Java – About insertion sort and especially why it’s said that copy is much faster than swap

algorithmsjavasorting

From Lafore's "Data Structures and Algorithms in Java":
(about insertion sort (which uses copy + shift instead of swap (used in bubble and selection sort)))

However, a copy isn’t as time-consuming as a swap, so for random data
this algo- rithm runs twice as fast as the bubble sort and faster than
the selectionsort.

Additionally, the author doesn't mention how time consuming shift is.

It seems that copying is the simplest pointer assignment operation. While swap is 3 pointer assignment operations, which don't take much time. Further, shift of N elements is N pointer assignment operations.

Can someone explain this seeming inconsistency?

Best Answer

a copy isn’t as time-consuming as a swap

Let's compare a copy to a swap:

int[] a = ...
int idx = ...

// copy:
a[idx] = a[idx + 1];

// swap:
int temp = a[idx];
a[idx] = a[idx + 1];
a[idx + 1] = temp;

Swap allocates a temporary variable performs and three copies - one from the array to the temporary variable, one from one index at the array to another, and one from the temporary variable back to the array. Therefore a swap is at least 3 times as expensive as a copy.

Shifting elements in an array (as opposed to shifting bits in a primitive integer type) is expensive because it is repeated copying:

for (int i = shiftEnd - 1; i >= shiftStart; i--) {
  a[i + 1] = a[i];
}

You can see here that when (shiftEnd - shiftStart) > 3 a shift will perform more copy operations than a swap.

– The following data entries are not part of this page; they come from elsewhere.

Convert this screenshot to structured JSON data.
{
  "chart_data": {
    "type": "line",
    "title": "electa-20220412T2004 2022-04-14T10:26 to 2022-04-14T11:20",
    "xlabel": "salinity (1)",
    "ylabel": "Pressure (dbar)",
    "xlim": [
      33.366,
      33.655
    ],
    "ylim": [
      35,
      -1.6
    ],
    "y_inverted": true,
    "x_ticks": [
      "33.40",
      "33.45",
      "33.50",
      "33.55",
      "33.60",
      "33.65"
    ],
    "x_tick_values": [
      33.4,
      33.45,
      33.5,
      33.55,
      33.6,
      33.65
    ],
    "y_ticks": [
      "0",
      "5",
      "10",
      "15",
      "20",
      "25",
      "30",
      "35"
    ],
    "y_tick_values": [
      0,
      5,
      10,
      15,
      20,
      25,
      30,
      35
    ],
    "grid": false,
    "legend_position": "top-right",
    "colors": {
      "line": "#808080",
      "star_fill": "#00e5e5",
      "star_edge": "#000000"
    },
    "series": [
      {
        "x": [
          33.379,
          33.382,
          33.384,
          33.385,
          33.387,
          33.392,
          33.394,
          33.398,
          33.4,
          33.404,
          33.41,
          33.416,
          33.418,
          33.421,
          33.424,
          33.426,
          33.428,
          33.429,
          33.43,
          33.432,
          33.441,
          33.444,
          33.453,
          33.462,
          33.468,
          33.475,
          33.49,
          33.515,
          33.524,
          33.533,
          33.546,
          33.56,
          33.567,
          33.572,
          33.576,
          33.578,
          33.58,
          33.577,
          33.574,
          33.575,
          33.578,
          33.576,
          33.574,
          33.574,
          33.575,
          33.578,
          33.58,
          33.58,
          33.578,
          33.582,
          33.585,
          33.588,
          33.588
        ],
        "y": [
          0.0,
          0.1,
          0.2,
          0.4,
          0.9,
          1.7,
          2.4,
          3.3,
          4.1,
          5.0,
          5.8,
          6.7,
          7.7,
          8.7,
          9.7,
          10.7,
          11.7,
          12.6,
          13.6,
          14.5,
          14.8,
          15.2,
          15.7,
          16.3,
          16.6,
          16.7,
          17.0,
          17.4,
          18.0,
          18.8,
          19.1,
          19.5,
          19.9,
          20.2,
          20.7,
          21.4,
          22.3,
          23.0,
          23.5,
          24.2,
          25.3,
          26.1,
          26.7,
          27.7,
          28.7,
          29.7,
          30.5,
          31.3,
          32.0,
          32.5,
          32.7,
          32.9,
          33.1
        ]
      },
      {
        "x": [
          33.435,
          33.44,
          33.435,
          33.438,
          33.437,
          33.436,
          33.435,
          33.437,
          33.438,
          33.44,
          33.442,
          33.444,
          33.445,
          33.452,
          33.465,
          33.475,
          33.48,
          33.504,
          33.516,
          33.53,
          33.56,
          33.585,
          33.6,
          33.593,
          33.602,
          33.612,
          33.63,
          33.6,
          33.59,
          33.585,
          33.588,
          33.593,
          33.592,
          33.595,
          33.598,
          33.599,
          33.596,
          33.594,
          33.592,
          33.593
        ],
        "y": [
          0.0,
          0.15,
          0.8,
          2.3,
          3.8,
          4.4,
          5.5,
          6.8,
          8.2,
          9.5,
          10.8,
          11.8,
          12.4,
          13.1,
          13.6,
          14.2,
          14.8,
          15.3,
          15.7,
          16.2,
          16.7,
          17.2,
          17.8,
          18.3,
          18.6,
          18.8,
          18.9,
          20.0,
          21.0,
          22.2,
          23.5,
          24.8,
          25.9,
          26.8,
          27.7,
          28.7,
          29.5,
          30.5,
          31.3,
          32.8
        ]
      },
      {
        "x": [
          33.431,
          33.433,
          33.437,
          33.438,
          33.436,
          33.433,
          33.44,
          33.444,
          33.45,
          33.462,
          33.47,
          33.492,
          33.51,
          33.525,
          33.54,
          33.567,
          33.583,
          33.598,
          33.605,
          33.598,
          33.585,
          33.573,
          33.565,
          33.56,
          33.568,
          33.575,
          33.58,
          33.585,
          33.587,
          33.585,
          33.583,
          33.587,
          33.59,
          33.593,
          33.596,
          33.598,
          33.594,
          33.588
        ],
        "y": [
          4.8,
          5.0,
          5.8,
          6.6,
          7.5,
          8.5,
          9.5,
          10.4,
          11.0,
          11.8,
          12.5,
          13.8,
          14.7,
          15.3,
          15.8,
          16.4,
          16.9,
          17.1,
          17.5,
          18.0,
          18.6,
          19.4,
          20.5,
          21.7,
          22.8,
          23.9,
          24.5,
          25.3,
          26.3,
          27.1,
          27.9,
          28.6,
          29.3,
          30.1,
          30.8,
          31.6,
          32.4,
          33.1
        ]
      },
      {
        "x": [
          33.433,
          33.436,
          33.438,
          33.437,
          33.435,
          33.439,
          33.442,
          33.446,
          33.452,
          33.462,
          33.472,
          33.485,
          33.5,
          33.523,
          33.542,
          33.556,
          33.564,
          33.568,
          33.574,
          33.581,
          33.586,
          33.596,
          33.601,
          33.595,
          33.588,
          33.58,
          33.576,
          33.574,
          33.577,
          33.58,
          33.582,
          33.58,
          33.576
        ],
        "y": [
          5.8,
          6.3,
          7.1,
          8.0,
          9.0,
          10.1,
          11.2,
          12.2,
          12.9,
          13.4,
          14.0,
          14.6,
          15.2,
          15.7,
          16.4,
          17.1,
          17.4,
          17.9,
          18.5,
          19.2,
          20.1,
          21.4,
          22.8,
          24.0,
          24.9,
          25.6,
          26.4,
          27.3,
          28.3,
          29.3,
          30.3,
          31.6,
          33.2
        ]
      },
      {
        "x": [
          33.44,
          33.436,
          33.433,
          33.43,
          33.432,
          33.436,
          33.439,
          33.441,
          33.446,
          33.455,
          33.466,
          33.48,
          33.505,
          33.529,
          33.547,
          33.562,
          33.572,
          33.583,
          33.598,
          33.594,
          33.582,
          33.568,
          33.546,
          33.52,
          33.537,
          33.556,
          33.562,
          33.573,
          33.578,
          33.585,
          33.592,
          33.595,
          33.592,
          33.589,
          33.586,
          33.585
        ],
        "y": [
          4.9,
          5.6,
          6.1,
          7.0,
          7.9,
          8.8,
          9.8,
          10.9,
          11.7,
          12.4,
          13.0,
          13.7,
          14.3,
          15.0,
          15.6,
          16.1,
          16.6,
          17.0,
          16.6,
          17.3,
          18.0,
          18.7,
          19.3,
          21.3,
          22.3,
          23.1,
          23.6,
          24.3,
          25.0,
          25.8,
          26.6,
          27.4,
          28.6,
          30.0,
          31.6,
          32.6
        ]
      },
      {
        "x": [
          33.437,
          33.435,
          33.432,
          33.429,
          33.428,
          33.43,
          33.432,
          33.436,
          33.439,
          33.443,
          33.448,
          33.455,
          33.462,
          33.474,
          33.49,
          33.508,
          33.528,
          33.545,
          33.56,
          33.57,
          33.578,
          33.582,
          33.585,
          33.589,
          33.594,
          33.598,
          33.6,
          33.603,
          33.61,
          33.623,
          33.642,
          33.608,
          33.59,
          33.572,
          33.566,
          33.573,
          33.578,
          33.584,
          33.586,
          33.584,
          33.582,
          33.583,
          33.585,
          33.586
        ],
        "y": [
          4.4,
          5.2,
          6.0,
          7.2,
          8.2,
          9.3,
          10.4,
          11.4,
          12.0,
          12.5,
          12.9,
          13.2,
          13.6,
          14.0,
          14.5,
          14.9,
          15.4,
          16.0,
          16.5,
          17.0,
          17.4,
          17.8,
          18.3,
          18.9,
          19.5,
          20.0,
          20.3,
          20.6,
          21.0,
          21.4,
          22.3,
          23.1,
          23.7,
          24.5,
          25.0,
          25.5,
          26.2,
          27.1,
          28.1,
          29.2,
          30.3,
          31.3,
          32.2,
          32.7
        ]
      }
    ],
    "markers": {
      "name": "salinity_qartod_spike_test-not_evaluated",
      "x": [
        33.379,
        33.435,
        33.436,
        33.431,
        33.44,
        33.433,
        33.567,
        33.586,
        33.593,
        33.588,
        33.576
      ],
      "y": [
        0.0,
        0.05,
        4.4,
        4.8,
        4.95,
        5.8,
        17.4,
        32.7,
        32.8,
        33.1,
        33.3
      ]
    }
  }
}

Let's look at the same example with an array of pointers to objects instead of primitive ints:

Object[] a = ...

// copy the pointer to an object from one array element to another
a[idx] = a[idx + 1]; 

// swap the pointer to an object between array elements
Object temp = a[idx];
a[idx] = a[idx + 1];
a[idx + 1] = temp;

You will notice that these operations are exactly the same whether dealing with primitives or objects. The List version is more expensive due to the method-call overhead of accessing the list. Most List implementations use multiple arrays to allow resizing of the list which is more expensive than using a single, fixed-length primitive array.